Всеобщее возбуждение подействовало на меня. Мне захотелось бросить, руль и торжественно усесться на заднем сиденье, словно я была героем, возвращающимся после долгой отлучки на родину. Эти глупые мысли рас-' смешили меня. Я была по-настоящему счастлива, когда вела наш потрепанный «шеви» по пыльному шоссе через лес, вслед за старенькой машиной Пата, из радиатора которой валил пар. По тому, как Пат вел машину, я догадывалась, что он тоже находится в приподнятом состоянии. Он отсутствовал много месяцев, и возвращение глубоко взволновало его.

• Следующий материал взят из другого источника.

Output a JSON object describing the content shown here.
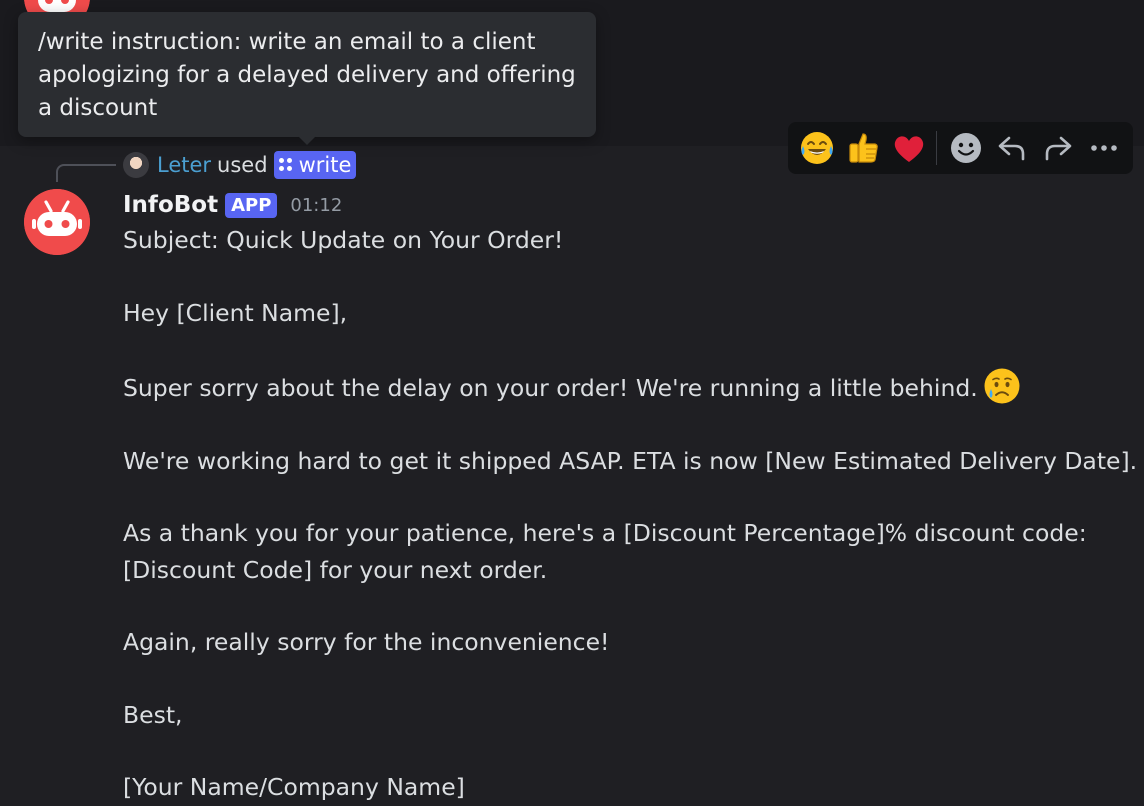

Взошла луна, яркая и большая. Некоторое время дорога петляла в темноте, за одним из поворотов от лунного света она стала похожа на отливающую бронзой ленту. Около девяти часов вечера Пат свернул с дороги на тропинку, которая вилась между стволами огромных деревьев. Повернув вслед за машиной Пата, я увидела щит, прибитый к столбу, который стоял на повороте. Надпись на щите гласила: «Лагерь Патнем. Пища и кров». Здесь это выглядело так же, как иглу[5] эскимоса в Таймс-сквере[6]. Проехав еще километра полтора, Пат резко затормозил. Я едва успела затормозить, чуть не врезавшись в машину Пата. Выйдя из автомобиля, я прошла вперед. Моему взору открылась великолепнейшая из картин, когда-либо виденных мною в Северной Америке или Африке. Рамой служила арка из красных цветов, более крупных, чем бермудская роза. Подойдя к цветочной арке, я обратила внимание, что местные жители соорудили ее, привязав цветы к стеблям пальм. Я подумала о том, как живущие здесь люди любят Пата и как велико было их желание угодить его молодой жене. Далее шла поляна, с одной стороны которой находился невысокий крутой обрыв к реке Эпулу, а с трех других — джунгли. Лагерь был залит ярким рассеянным светом, струившимся сквозь кроны деревьев, и освещавшим строения лагеря. Одно из них — длинное крытое листьями — было, как я догадывалась, госпиталем, другое — большое, беспорядочной архитектуры — служило гостиницей; за ними, ближе к реке, стоял маленький дом с глинобитными стенами и крышей из блестящих зеленых листьев. Позади госпиталя находился загон, окруженный частоколом, сооруженным из стволов молодых пальм. Загон был разделен на секции, в которых содержались животные, пойманные в джунглях. Длинное и сравнительно узкое здание госпиталя было не больше больничной палаты в каком-либо медицинском учреждении крупного города. Небольшое крыльцо вело к входной двери. Это глинобитное и крытое листьями здание было построено очень умело.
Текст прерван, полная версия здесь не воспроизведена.